Falco supports five priority levels: CRITICAL, ERROR, WARNING, NOTICE, and DEBUG. At Golem Trust these map to the following response expectations:

  • CRITICAL: PagerDuty page, automated response may be triggered, review within 15 minutes

  • ERROR: Graylog alert, Slack notification, review within 2 hours

  • WARNING: Graylog alert, Slack notification, review next business day

  • NOTICE: Logged to Graylog only, reviewed in weekly triage

  • DEBUG: Logged locally only, used during rule development

Golem Trust custom rules

The full ruleset is in golem-trust/falco-rules. The key rules are summarised below.

Production database containers must not spawn shells:

- rule: Shell spawned in production database container
  desc: A shell process was started inside a database container
  condition: >
    spawned_process and
    is_database_container and
    proc.name in (golem_trust_allowed_shells) and
    k8s.ns.name in (production, prod)
  output: >
    Shell in production DB container
    (ns=%k8s.ns.name pod=%k8s.pod.name image=%container.image.repository
    cmd=%proc.cmdline user=%user.name)
  priority: CRITICAL
  tags: [golem_trust, database, prod]

Application containers must not contact the Kubernetes API server:

- macro: k8s_api_server
  condition: >
    fd.sip = "10.96.0.1" or
    fd.sport = 6443

- rule: Application container connecting to Kubernetes API
  desc: An application container opened a connection to the Kubernetes API server
  condition: >
    evt.type in (connect, sendto) and
    k8s_api_server and
    not k8s.ns.name in (kube-system, falco, monitoring) and
    container
  output: >
    Application container connecting to Kubernetes API
    (ns=%k8s.ns.name pod=%k8s.pod.name image=%container.image.repository
    dest=%fd.sip:%fd.sport)
  priority: ERROR
  tags: [golem_trust, k8s_api, lateral_movement]

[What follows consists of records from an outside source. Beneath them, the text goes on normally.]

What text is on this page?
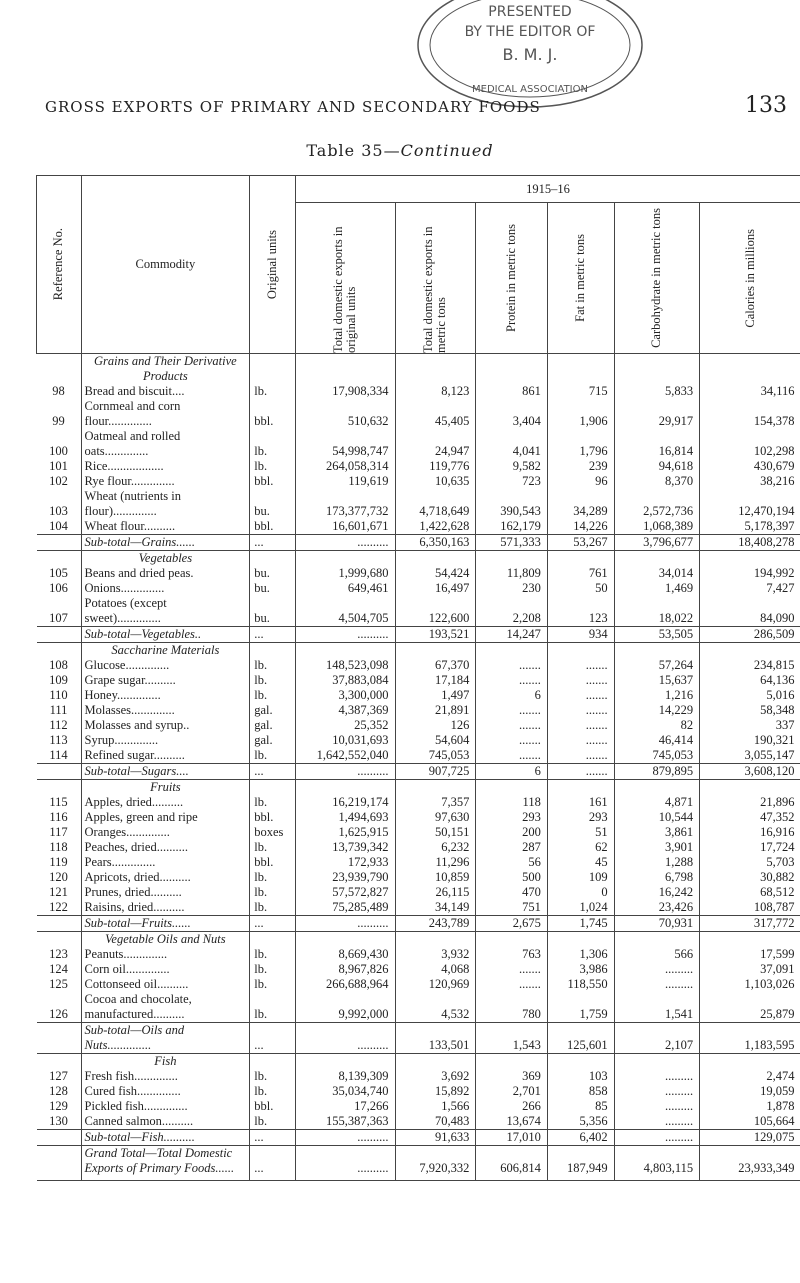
PRESENTED
BY THE EDITOR OF
B. M. J.
MEDICAL ASSOCIATION
GROSS EXPORTS OF PRIMARY AND SECONDARY FOODS	133
Table 35—Continued
Reference No.	Commodity	Original units	1915–16					

			Total domestic exports in original units	Total domestic exports in metric tons	Protein in metric tons	Fat in metric tons	Carbohydrate in metric tons	Calories in millions

	Grains and Their Derivative Products							
98	Bread and biscuit....	lb.	17,908,334	8,123	861	715	5,833	34,116
99	Cornmeal and corn flour..............	bbl.	510,632	45,405	3,404	1,906	29,917	154,378
100	Oatmeal and rolled oats..............	lb.	54,998,747	24,947	4,041	1,796	16,814	102,298
101	Rice..................	lb.	264,058,314	119,776	9,582	239	94,618	430,679
102	Rye flour..............	bbl.	119,619	10,635	723	96	8,370	38,216
103	Wheat (nutrients in flour)..............	bu.	173,377,732	4,718,649	390,543	34,289	2,572,736	12,470,194
104	Wheat flour..........	bbl.	16,601,671	1,422,628	162,179	14,226	1,068,389	5,178,397
	Sub-total—Grains......	...	..........	6,350,163	571,333	53,267	3,796,677	18,408,278
	Vegetables							
105	Beans and dried peas.	bu.	1,999,680	54,424	11,809	761	34,014	194,992
106	Onions..............	bu.	649,461	16,497	230	50	1,469	7,427
107	Potatoes (except sweet)..............	bu.	4,504,705	122,600	2,208	123	18,022	84,090
	Sub-total—Vegetables..	...	..........	193,521	14,247	934	53,505	286,509
	Saccharine Materials							
108	Glucose..............	lb.	148,523,098	67,370	.......	.......	57,264	234,815
109	Grape sugar..........	lb.	37,883,084	17,184	.......	.......	15,637	64,136
110	Honey..............	lb.	3,300,000	1,497	6	.......	1,216	5,016
111	Molasses..............	gal.	4,387,369	21,891	.......	.......	14,229	58,348
112	Molasses and syrup..	gal.	25,352	126	.......	.......	82	337
113	Syrup..............	gal.	10,031,693	54,604	.......	.......	46,414	190,321
114	Refined sugar..........	lb.	1,642,552,040	745,053	.......	.......	745,053	3,055,147
	Sub-total—Sugars....	...	..........	907,725	6	.......	879,895	3,608,120
	Fruits							
115	Apples, dried..........	lb.	16,219,174	7,357	118	161	4,871	21,896
116	Apples, green and ripe	bbl.	1,494,693	97,630	293	293	10,544	47,352
117	Oranges..............	boxes	1,625,915	50,151	200	51	3,861	16,916
118	Peaches, dried..........	lb.	13,739,342	6,232	287	62	3,901	17,724
119	Pears..............	bbl.	172,933	11,296	56	45	1,288	5,703
120	Apricots, dried..........	lb.	23,939,790	10,859	500	109	6,798	30,882
121	Prunes, dried..........	lb.	57,572,827	26,115	470	0	16,242	68,512
122	Raisins, dried..........	lb.	75,285,489	34,149	751	1,024	23,426	108,787
	Sub-total—Fruits......	...	..........	243,789	2,675	1,745	70,931	317,772
	Vegetable Oils and Nuts							
123	Peanuts..............	lb.	8,669,430	3,932	763	1,306	566	17,599
124	Corn oil..............	lb.	8,967,826	4,068	.......	3,986	.........	37,091
125	Cottonseed oil..........	lb.	266,688,964	120,969	.......	118,550	.........	1,103,026
126	Cocoa and chocolate, manufactured..........	lb.	9,992,000	4,532	780	1,759	1,541	25,879
	Sub-total—Oils and Nuts..............	...	..........	133,501	1,543	125,601	2,107	1,183,595
	Fish							
127	Fresh fish..............	lb.	8,139,309	3,692	369	103	.........	2,474
128	Cured fish..............	lb.	35,034,740	15,892	2,701	858	.........	19,059
129	Pickled fish..............	bbl.	17,266	1,566	266	85	.........	1,878
130	Canned salmon..........	lb.	155,387,363	70,483	13,674	5,356	.........	105,664
	Sub-total—Fish..........	...	..........	91,633	17,010	6,402	.........	129,075
	Grand Total—Total Domestic Exports of Primary Foods......	...	..........	7,920,332	606,814	187,949	4,803,115	23,933,349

Crypto mining detection (covering the compromised developer workstation scenario):

- list: crypto_mining_domains
  items:
    - pool.minexmr.com
    - xmrpool.eu
    - moneropool.com
    - nanopool.org
    - supportxmr.com

- list: crypto_mining_processes
  items:
    - xmrig
    - minerd
    - cpuminer
    - cgminer
    - bfgminer

- rule: Crypto mining process detected
  desc: A process associated with cryptocurrency mining was executed in a container
  condition: >
    spawned_process and
    proc.name in (crypto_mining_processes)
  output: >
    Crypto miner process started
    (ns=%k8s.ns.name pod=%k8s.pod.name image=%container.image.repository
    proc=%proc.name parent=%proc.pname cmdline=%proc.cmdline user=%user.name)
  priority: CRITICAL
  tags: [golem_trust, crypto_mining, malware]

- rule: Network connection to known mining pool
  desc: A container made a DNS or TCP connection to a known crypto mining pool
  condition: >
    (evt.type in (connect, sendto)) and
    fd.l4proto = tcp and
    fd.sport in (3333, 4444, 5555, 7777, 8333, 9999, 14444, 45700) and
    container
  output: >
    Connection to probable mining pool port
    (ns=%k8s.ns.name pod=%k8s.pod.name image=%container.image.repository
    dest=%fd.sip:%fd.sport)
  priority: CRITICAL
  tags: [golem_trust, crypto_mining, network]

Overriding default rules

To tune a default rule without replacing it entirely, use override: append to extend the condition with additional exceptions:

- rule: Write below etc
  override:
    condition: append
  condition: and not proc.name = vault-agent

This appends the exception to the original condition rather than replacing the rule. It is the preferred pattern for reducing false positives because it survives Falco upgrades: the base rule is still updated by the upstream chart, and the override is applied on top.

Testing rules with dry-run

Before deploying a new rule to production, test it against a sample event stream using --dry-run. On a worker node with access to the rule file:

falco --dry-run -r /etc/falco/golem_trust_rules.yaml

Falco will parse and validate all rules without actually starting the sensor. Syntax errors and undefined macro references are reported. For functional testing, use a test container to generate the specific system call pattern the rule targets. The testing procedure is covered in the troubleshooting runbook.